There’s no money in this bill for euthanasia (indeed: it’s still illegal). There’s no money in this bill for forced abortions (also illegal). The bill does not specify that seniors should be denied treatment just because they’re old. This part of the bill is clearly intended to give information to people about their own lives. That is not scary. It is not dangerous. It is, instead, a recognition that we should value our older citizens as if they were human beings and give them all the information they need to make decisions about their own lives.

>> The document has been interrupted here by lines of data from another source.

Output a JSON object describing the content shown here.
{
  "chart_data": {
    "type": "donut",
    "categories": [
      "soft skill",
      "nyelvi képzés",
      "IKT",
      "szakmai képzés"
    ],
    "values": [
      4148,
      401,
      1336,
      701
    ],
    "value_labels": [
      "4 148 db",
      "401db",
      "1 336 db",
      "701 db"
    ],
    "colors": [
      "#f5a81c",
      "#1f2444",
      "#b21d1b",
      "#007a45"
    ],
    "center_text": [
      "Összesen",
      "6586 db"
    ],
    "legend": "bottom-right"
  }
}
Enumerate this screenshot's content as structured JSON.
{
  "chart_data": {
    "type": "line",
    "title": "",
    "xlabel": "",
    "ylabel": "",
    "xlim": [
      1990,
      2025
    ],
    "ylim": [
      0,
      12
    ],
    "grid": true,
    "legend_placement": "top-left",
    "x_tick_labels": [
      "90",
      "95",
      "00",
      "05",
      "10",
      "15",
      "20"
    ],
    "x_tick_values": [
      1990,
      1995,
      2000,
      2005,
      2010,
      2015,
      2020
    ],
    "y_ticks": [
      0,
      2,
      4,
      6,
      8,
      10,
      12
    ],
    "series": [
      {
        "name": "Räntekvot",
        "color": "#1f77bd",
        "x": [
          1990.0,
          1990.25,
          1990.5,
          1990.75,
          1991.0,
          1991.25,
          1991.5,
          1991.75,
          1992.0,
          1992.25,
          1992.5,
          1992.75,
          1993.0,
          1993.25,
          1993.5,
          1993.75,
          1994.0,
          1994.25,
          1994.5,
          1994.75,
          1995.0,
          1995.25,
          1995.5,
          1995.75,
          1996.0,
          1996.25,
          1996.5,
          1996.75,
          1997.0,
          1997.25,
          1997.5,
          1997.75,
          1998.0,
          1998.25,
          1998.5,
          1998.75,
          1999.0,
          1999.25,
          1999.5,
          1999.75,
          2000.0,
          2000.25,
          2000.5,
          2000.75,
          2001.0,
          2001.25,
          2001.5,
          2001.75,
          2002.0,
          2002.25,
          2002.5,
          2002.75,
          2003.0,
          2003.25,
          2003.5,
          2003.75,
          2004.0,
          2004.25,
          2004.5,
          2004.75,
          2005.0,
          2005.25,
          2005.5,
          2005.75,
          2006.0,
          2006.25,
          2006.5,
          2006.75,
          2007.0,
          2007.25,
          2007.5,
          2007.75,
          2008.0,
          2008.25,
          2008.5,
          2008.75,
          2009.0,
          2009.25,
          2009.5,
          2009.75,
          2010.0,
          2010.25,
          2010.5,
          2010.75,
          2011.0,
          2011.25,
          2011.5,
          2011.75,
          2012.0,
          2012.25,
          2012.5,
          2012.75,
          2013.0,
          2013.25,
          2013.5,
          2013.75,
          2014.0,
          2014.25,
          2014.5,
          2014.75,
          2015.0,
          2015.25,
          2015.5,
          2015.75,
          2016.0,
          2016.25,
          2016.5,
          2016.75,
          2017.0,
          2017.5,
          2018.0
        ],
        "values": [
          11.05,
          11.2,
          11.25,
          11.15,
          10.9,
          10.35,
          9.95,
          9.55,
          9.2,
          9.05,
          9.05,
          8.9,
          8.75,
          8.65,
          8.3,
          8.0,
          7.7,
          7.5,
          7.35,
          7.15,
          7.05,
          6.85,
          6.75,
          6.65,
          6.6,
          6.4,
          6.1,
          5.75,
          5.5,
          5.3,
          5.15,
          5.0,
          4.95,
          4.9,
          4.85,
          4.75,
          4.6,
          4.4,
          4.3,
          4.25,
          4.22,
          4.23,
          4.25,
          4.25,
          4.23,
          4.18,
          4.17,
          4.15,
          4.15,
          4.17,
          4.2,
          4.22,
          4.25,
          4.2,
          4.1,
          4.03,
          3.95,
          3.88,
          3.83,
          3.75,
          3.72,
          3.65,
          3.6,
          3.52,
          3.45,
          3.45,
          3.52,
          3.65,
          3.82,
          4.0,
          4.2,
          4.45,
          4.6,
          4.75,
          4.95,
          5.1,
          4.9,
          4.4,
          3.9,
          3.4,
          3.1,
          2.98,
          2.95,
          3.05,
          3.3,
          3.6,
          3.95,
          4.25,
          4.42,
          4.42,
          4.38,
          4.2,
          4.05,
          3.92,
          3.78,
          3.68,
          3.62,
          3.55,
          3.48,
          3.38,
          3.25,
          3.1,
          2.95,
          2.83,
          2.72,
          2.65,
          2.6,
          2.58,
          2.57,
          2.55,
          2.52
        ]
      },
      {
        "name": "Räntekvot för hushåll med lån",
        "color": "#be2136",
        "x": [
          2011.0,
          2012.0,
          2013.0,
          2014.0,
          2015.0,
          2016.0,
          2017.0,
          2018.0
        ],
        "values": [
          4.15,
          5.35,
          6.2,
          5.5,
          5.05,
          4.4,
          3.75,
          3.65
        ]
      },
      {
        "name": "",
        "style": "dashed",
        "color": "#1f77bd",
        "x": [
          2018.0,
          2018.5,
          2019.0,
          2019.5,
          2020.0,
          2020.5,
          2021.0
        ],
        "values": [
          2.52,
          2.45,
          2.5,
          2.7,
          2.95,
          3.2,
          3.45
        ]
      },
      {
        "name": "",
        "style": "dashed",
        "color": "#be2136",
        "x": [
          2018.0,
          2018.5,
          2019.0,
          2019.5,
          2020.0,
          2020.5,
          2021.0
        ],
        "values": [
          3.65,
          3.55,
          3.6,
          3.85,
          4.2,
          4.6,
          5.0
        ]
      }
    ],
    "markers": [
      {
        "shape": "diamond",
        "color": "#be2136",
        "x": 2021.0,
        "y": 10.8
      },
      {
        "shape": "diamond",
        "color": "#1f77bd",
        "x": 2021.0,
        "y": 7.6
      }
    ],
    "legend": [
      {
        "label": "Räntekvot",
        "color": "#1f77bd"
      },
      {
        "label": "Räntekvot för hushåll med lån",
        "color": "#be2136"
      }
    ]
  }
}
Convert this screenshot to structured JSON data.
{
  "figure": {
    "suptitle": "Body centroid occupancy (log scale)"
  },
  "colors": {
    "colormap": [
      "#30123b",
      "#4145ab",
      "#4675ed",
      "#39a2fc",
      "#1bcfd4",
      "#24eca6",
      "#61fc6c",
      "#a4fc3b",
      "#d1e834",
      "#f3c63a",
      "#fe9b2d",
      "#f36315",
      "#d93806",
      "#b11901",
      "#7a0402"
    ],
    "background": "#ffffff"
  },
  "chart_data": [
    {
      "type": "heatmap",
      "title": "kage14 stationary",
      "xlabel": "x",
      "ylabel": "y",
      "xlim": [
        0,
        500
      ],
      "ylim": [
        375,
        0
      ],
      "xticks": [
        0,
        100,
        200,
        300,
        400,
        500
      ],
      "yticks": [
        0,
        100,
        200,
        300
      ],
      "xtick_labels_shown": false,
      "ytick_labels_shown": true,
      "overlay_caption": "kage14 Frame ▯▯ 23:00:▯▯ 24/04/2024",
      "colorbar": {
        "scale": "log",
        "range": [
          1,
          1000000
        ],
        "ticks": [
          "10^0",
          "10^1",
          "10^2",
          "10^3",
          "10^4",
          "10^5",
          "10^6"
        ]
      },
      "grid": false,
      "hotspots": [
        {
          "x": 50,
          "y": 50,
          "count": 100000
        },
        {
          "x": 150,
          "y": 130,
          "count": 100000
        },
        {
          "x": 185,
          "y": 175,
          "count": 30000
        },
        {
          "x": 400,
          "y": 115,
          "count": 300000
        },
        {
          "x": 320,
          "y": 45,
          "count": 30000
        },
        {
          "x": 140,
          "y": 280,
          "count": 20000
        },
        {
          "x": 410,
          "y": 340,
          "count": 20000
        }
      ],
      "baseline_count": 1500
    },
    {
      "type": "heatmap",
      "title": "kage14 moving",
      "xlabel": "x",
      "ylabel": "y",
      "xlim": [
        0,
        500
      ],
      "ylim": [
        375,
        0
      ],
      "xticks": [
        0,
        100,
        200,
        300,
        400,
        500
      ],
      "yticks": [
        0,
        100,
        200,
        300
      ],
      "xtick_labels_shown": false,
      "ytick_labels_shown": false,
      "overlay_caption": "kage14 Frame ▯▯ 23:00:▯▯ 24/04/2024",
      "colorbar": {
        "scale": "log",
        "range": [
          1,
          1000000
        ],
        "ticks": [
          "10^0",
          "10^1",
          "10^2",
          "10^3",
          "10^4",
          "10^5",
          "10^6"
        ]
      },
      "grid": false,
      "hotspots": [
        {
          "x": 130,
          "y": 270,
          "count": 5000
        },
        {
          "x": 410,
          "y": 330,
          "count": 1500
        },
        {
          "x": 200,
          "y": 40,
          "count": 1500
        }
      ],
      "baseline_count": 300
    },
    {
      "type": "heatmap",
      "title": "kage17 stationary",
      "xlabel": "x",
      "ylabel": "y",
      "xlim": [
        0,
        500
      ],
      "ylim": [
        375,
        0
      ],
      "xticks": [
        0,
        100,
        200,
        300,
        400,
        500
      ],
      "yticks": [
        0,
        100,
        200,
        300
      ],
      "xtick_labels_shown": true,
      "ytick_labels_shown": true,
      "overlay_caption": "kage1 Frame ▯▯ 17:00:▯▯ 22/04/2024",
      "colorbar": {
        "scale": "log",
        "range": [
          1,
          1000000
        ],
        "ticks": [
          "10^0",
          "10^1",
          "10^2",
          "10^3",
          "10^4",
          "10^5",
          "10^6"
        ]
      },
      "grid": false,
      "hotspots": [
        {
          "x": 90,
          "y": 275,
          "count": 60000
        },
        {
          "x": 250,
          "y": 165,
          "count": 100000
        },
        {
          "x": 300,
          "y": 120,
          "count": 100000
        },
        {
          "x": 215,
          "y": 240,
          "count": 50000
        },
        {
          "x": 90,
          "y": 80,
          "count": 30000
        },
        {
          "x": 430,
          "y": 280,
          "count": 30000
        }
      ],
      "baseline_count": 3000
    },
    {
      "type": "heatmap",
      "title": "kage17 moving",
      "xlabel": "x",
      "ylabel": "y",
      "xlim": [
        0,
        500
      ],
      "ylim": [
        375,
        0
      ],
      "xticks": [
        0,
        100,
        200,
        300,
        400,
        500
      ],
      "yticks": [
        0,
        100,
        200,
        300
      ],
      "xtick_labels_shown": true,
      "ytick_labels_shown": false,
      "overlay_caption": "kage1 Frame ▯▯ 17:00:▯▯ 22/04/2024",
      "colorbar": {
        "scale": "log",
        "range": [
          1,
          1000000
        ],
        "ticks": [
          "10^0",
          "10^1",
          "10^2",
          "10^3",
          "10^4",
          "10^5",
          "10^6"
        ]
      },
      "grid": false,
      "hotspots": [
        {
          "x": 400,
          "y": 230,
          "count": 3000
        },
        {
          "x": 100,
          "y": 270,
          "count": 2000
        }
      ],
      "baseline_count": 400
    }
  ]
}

Things quickly become a little bit lighter on page 443. This is where the government provides incentives to health care providers to drive down costs. It’s impossible for me to say if this will be effective or not; but there is one bright spot. The bill requires measurements and reports on the ROI from these incentives to be given to Congress by 2012. We aren’t just throwing our money down a hole. We’re throwing our money down a hole and then shining a flashlight after it to see where it went. Let’s call it evidence-based governance. (Of course, it will then be up to Congress to make decisions on what does and doesn’t work. God help us all.)
As part of lowering costs, the bill will establish a center for studying the comparative effectiveness of treatments. It does not take that much farther though, as it provides no guidelines for the use of that information in determining health care pricing and pay-outs. Still, the information will be out there, and doctors will be able to use it as they see fit.
The bill will establish a Public Health Investment Fund (see page 859) with $88.7 billion over 10 years. The money from this fund will be used to train new doctors and nurses and to provide continuing training to existing doctors and nurses. It will fund public clinics and clinics at public schools so everyone has access to a doctor without having to take a trip to the emergency room; hopefully this will get people to the doctor sooner before their treatments become vastly more expensive. It will pay for a corps of government doctors who can be dispatched to rural areas that can’t necessarily private practices.
The government will also put significant funds towards promoting general wellness in the populace. The bill doesn’t spell it out (or if it does, my eyes glazed right past it; it’s a really tiring read), but I suspect this will involve things like public service announcements and cheaper healthy meals in public schools.
These initiatives will hopefully lead to a healthier populace which will be a huge win in all sorts of ways. It might even lower health care costs.
So that’s HR3200 in a nutshell. That’s certainly not everything; just the things that stood out as the most important during my reading. I covered a few more areas while I was live-blogging the actual reading of the bill. And, of course, if you really want to know what’s in it, you’ll have to read it for yourself. Or pay a lawyer to do it for you.